Sri Lanka is so central to Uzabase’s global expansion that it hopes to further expand its team of analysts in 2021.
Tomorrow’s World
ANALYSTS AT UZABASE SRI LANKA ARE UNCOVERING EXCITING TRENDS AND NEW OPPORTUNITIES SHAPING THE FUTURE FOR ITS INVESTORS
– Quick fix: AI and pharma-
Venture capital investments for AI in drug development and clinical trials have surpassed $5 billion, up from $300 million five years ago. AI can dramatically shorten pre-clinical development cycles for pharmaceuticals with one startup generating a new lead in 40 days which would have traditionally taken 2-3 years.
– Affordable, wearable, and better-
Wearable tech and AI are shaping a transition from reactive healthcare to a preventive, predictive, and more personalised healthcare model.

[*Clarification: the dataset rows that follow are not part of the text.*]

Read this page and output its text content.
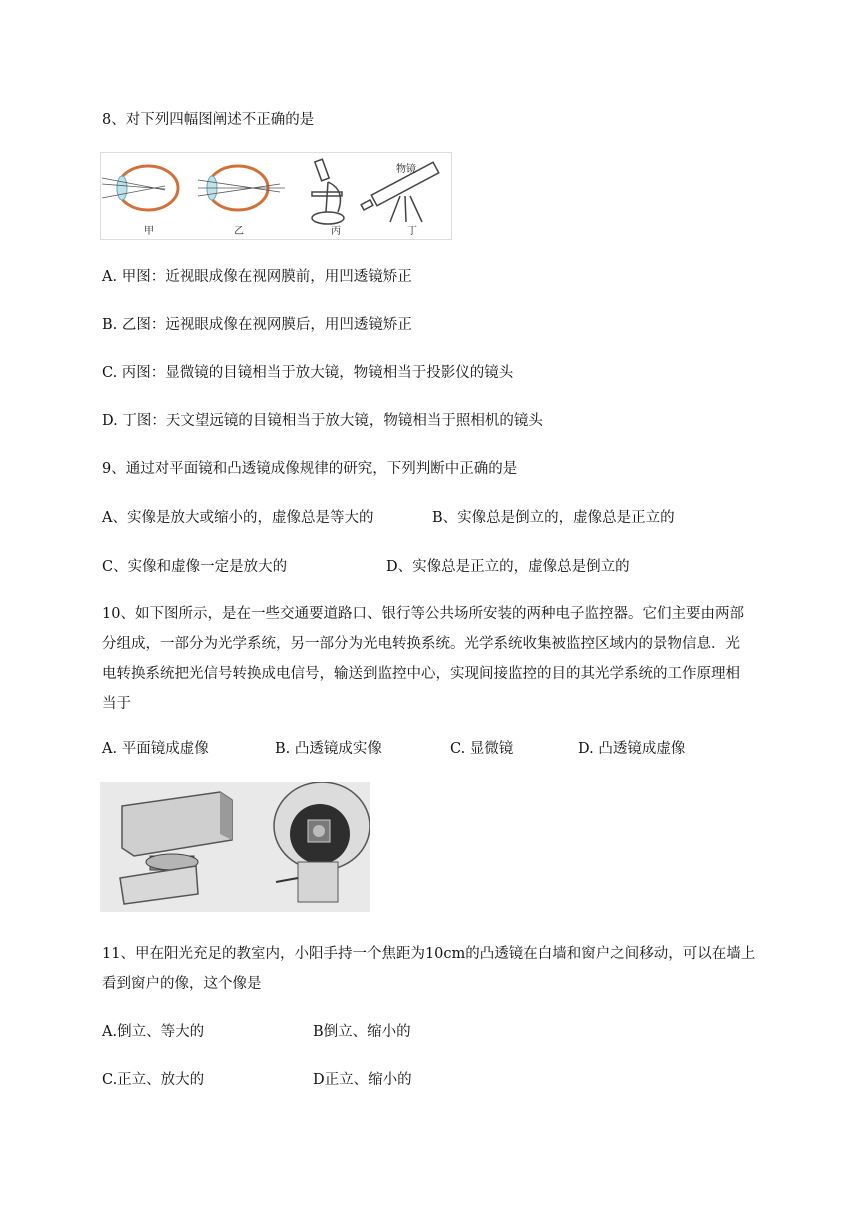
8、对下列四幅图阐述不正确的是
物镜
甲	乙	丙	丁
A. 甲图：近视眼成像在视网膜前，用凹透镜矫正
B. 乙图：远视眼成像在视网膜后，用凹透镜矫正
C. 丙图：显微镜的目镜相当于放大镜，物镜相当于投影仪的镜头
D. 丁图：天文望远镜的目镜相当于放大镜，物镜相当于照相机的镜头
9、通过对平面镜和凸透镜成像规律的研究，下列判断中正确的是
A、实像是放大或缩小的，虚像总是等大的	B、实像总是倒立的，虚像总是正立的
C、实像和虚像一定是放大的	D、实像总是正立的，虚像总是倒立的
10、如下图所示，是在一些交通要道路口、银行等公共场所安装的两种电子监控器。它们主要由两部
分组成，一部分为光学系统，另一部分为光电转换系统。光学系统收集被监控区域内的景物信息．光
电转换系统把光信号转换成电信号，输送到监控中心，实现间接监控的目的其光学系统的工作原理相
当于
A. 平面镜成虚像	B. 凸透镜成实像	C. 显微镜	D. 凸透镜成虚像
11、甲在阳光充足的教室内，小阳手持一个焦距为10cm的凸透镜在白墙和窗户之间移动，可以在墙上
看到窗户的像，这个像是
A.倒立、等大的	B倒立、缩小的
C.正立、放大的	D正立、缩小的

Wearable devices tracking physiological and biometric data in real-time have become more affordable. AI algorithms can predict this data to flag patients and healthcare providers of potential health issues.
– Gene editing: rewriting fate-
Gene editing promises permanent cures for chronic and genetic diseases without the need for continuous medication. Technological advancements are showing potential to bring costs down. The gene-editing market to fight lung cancer in the US is $40-60 billion if priced affordably, according to estimates.
– Automations next step: Smart factories-
Smart factories can autonomously run entire production processes through the interconnectivity of equipment, facilities, and processes, using software and technologies such as smart sensors and robotics across the value chain. The global spending on smart factories is forecast at over $420 billion by 2025.
– Last-mile revolution: self-driving cars-
Self-driving delivery vehicles and drones will revolutionise last-mile delivery. Global venture capital investments in this area totalled $10 billion in 2019 and the market size in the US alone could reach as high as $60 billion by 2040, pushed on by social distancing and contactless delivery requirements after covid-19.
– EdTech: learning from home-
The global EdTech industry has been around for a while and has gained momentum over the past decade. Venture capital funding totalled $7 billion globally in 2019, up from $4.2 billion in 2015. There is a surge in demand after covid-19 left 1.5 billion students out of school world over.